Sterling reaches 4-month high amid prospects of Bank of England cut interest rates

(MENAFN) On Thursday, the British pound surged to its highest level in four months, reaching USD1.2864, following remarks from bank of England policymakers that tempered expectations of an imminent interest rate cut in August. The cautious optimism in the markets was fueled by statements emphasizing that price pressures remained, suggesting a more balanced approach towards monetary policy.

Conversely, the US dollar weakened ahead of the anticipated US inflation report later in the day. The Australian dollar also saw gains, climbing 0.16 percent to USD0.6758, reaching its peak since January at USD0.6763 earlier in the session. Similarly, the euro showed slight gains against the dollar, trading at USD1.0836, while the dollar index held steady at 104.91 against a basket of major currencies.

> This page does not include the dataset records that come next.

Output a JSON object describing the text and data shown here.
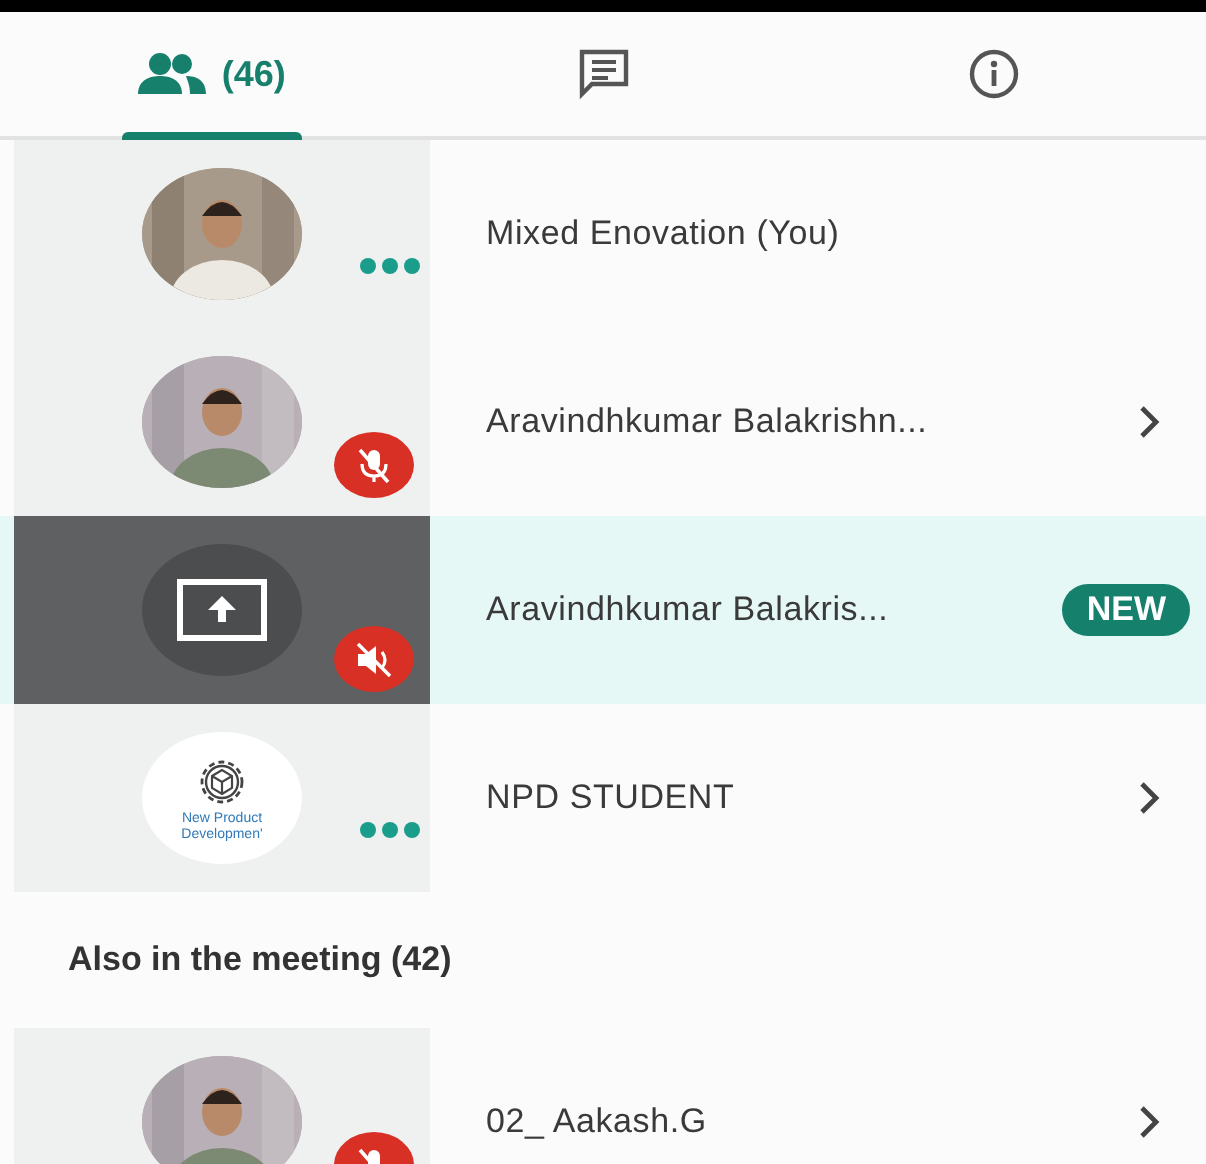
{
  "tabs": [
    {
      "kind": "people",
      "label": "(46)",
      "selected": true
    },
    {
      "kind": "chat",
      "selected": false
    },
    {
      "kind": "info",
      "selected": false
    }
  ],
  "participants": [
    {
      "name": "Mixed Enovation (You)",
      "status": {
        "kind": "speaking"
      },
      "chevron": false,
      "selected": false
    },
    {
      "name": "Aravindhkumar Balakrishn...",
      "status": {
        "kind": "mic_muted"
      },
      "chevron": true,
      "selected": false
    },
    {
      "name": "Aravindhkumar Balakris...",
      "kind": "presenting",
      "status": {
        "kind": "audio_muted"
      },
      "chevron": false,
      "badge": "NEW",
      "selected": true
    },
    {
      "name": "NPD STUDENT",
      "kind": "logo",
      "logo_lines": [
        "New Product",
        "Developmen'"
      ],
      "status": {
        "kind": "speaking"
      },
      "chevron": true,
      "selected": false
    }
  ],
  "section": {
    "title": "Also in the meeting (42)",
    "participants": [
      {
        "name": "02_ Aakash.G",
        "status": {
          "kind": "mic_muted"
        },
        "chevron": true,
        "selected": false
      }
    ]
  }
}
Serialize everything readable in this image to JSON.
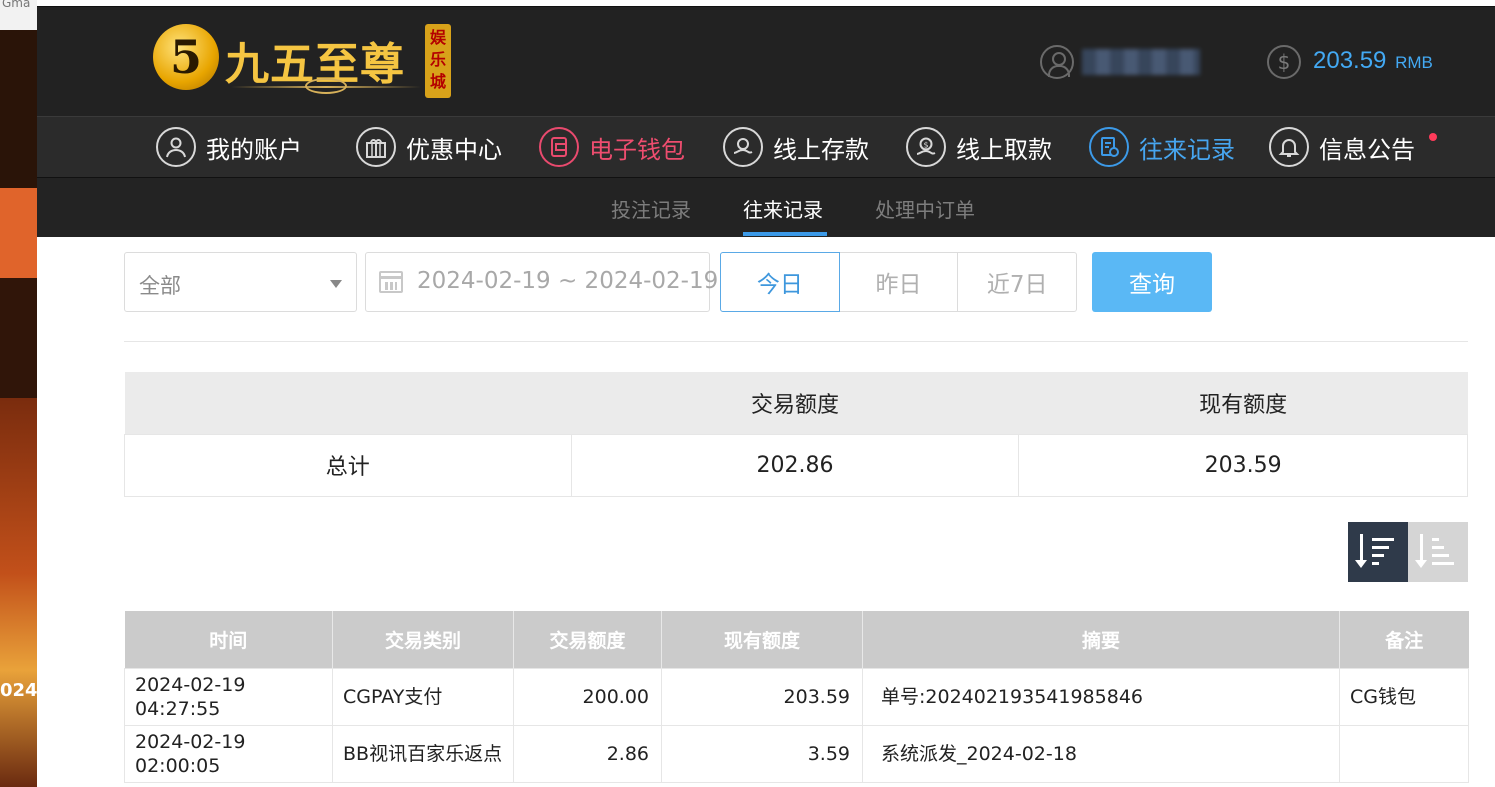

Investors are eagerly awaiting the US inflation data, with expectations forecasting a 0.2 percent month-on-month increase in core inflation for June, pushing the annual rate to 3.4 percent. These figures are pivotal as they influence market expectations regarding the Federal Reserve's future monetary policy decisions.

Market sentiment, as reflected in the CME FedWatch tool, indicates a heightened probability of over 70 percent for a rate cut by the Federal Reserve in September, up from around 50 percent just a month ago. Federal Reserve Chairman Jerome Powell underscored the central bank's commitment to making interest rate decisions based on economic indicators, dismissing speculation that any rate cut in September could be influenced by political considerations ahead of the upcoming presidential election.

Elsewhere in the currency markets, the New Zealand dollar recovered slightly, rising 0.2 percent to USD0.6096. This rebound followed a previous session where it fell 0.7 percent in response to a dovish tone in the Reserve Bank of New Zealand's recent monetary policy statement.

Meanwhile, the Japanese yen continued its decline, affected by the substantial interest rate differential between the United States and Japan. In the latest trading, the yen was quoted at 161.67 against the dollar, near its lowest level in 38 years, highlighting ongoing currency dynamics driven by monetary policy disparities between the two economies.